Smith leaves behind his wife, Dolores, and two children, Taylor and Tara. During his more than two decades as a New Jersey State Trooper, Smith put his words into action through his involvement in a discrimination lawsuit against the organization. The case would ultimately change the face of law enforcement in New Jersey.

Essex County Freeholder Brendan Gill remembers Smith’s sensitivity to discrimination and how it melded with his protective nature toward children, especially his. “A lot of what he did and said was: ‘my child is not going to suffer if anybody shows anything discriminatory, I will be on top of it. People have got to know they can not treat my child in an unfair way,’ and he meant that,” said Gill.

James Harris, who was the leader of the local NAACP chapter and assisted Smith with the lawsuit, said the suit identified clear patterns of racial discrimination in the hiring and treatment of African American State Police officers. Of all the issues, the biggest was the promotion process, which allowed the superintendent to promote or demote officers at his discretion.

Smith’s willingness to sacrifice by putting himself on the line has stuck with Harris over time. “There is a blue wall in the whole policing society, and anybody who stays in the bounds is generally ok,” said Harris. “But once you challenge that wall, it closes in, and folks isolate you.”
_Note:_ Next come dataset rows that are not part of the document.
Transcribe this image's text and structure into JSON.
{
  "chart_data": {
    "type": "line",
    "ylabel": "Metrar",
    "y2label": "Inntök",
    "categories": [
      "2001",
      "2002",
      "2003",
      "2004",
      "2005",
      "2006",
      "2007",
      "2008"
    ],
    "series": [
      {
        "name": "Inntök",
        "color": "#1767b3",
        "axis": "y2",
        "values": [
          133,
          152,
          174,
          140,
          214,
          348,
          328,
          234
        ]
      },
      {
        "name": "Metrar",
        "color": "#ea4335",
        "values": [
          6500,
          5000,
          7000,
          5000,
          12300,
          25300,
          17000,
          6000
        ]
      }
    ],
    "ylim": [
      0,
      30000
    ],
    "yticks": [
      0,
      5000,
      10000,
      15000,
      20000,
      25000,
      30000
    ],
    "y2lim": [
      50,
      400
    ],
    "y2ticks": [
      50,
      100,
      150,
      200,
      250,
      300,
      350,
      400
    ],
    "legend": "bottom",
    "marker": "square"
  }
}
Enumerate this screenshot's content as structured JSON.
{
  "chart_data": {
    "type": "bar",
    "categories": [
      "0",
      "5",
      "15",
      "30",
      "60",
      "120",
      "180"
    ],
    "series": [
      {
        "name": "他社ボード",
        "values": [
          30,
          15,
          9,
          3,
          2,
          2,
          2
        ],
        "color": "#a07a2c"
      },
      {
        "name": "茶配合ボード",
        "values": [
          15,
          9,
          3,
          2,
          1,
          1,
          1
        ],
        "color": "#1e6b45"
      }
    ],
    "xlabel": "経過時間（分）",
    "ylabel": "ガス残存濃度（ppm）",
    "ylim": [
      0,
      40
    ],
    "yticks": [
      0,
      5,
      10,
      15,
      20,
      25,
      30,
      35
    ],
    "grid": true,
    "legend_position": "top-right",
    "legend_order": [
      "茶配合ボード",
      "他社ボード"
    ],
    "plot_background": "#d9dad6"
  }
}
Smith was also active in local politics and community improvement projects. Gill counted Smith as “one of my best friends.

“I’m 44, and he was 57. He was a part of all the major milestones in my life,” he said. “He was supportive of my similar passions in politics. He really, as a friend, supported you and your dreams and ambitions.”

To Montclair Mayor Robert Jackson, Smith’s involvement in the community was a given because of his upbringing. “His parents and family had this tradition of being involved in the community,” he said. “Whether they talked about it around the dinner table or it was in his DNA, it became apparent that he had special leadership qualities.”

Smith was also a citizen of the world, with a passion for history. Most recently, he was working on a doctorate thesis about the history and significance of rap music.

“He was a big bear of a guy who had this twinkle in his eye and just loved life,” said family friend Cary Chevat. “He is gone too soon.”

Jackson said Smith’s involvement with the Montclair Child Development Center was an opportunity for him to give back in an impactful way. His belief in the program, which provides children from lower-income families with Pre-K programming through Head Start, will continue after his death: the family requested donations be made to the center in his name in lieu of flowers.

“He saw that some of these kids weren’t able to get some of the advantages he provided for his girls. He saw it as important to provide for others to be able to do that,” Jackson said.